Sales Manager Falk Lehmann erklärt auf dem Parker Hannifin- Stand auf der Messe die Funktionsweise des Servoreglers

Sales Manager Falk Lehmann erklärt auf dem Parker Hannifin- Stand auf der Messe die Funktionsweise des Servoreglers

Auf der Messe präsentiert der Antriebsspezialist Parker Hannifin den Servoregler TPD-M, der drei Servoendstufen in einem Gehäuse integriert. Für den Anwender ergeben sich neben der Reduzierung der Anschaffungs- und Betriebskosten auch eine Reihe neuer Möglichkeiten bezüglich Installation und Flexibilität. Die Endstufen lassen sich auf die entsprechende Leistung der Servomotoren anpassen. Der zur Verfügung stehende Gerätesummenstrom reicht von 2 bis 30 A. Die Endstufen werden an einem zentralen Netzmodul betrieben und sind dabei ein-, zwei- oder dreiachsig ausführbar.
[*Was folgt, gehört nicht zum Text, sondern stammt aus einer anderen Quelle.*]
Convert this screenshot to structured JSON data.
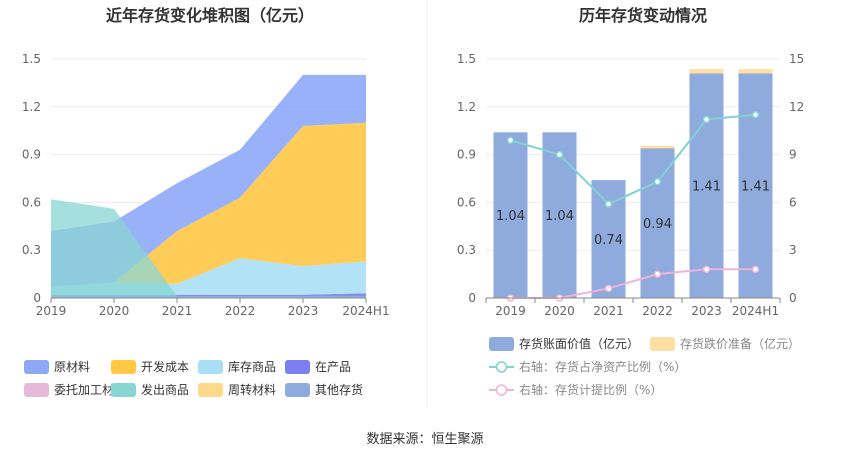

Darüber hinaus bietet der Dreiachs-Servo?regler zur einfachen und schnellen Systemintegration ein CANopen- sowie ein Ethercat-Interface. Der Servo integriert bereits als Standard die Funktion „Sicherer Stop“. Drei Geräte in nur einem Gehäuse bedeuten nicht nur einen hohen Grad an Kompaktheit, sondern auch weniger Komponenten, die zur Funktion der Servoregler benötigt werden. Dazu gehören Komponenten wie das nur einmal vorhandene Gehäuse, die gemeinsame interne Elektronik und Steckverbindungen, Gerätestecker, Kühlkörper und Kabel. Des weiteren sind auch weniger Kabel für Gerät-zu-Gerät-Verbindungen erforderlich. Die Kommunikation für Parametrierung und Inbetriebnahme erfolgt zentral über eine USB-Schnittstelle. Ein weiterer wesentlicher Kostenpunkt sind die üblicherweise zum Einsatz kommenden, für jedes Gerät separat ausgeführten Filter und Bremswiderstände. Die können nun zentral für alle Achsen gemeinsam angeschaltet werden.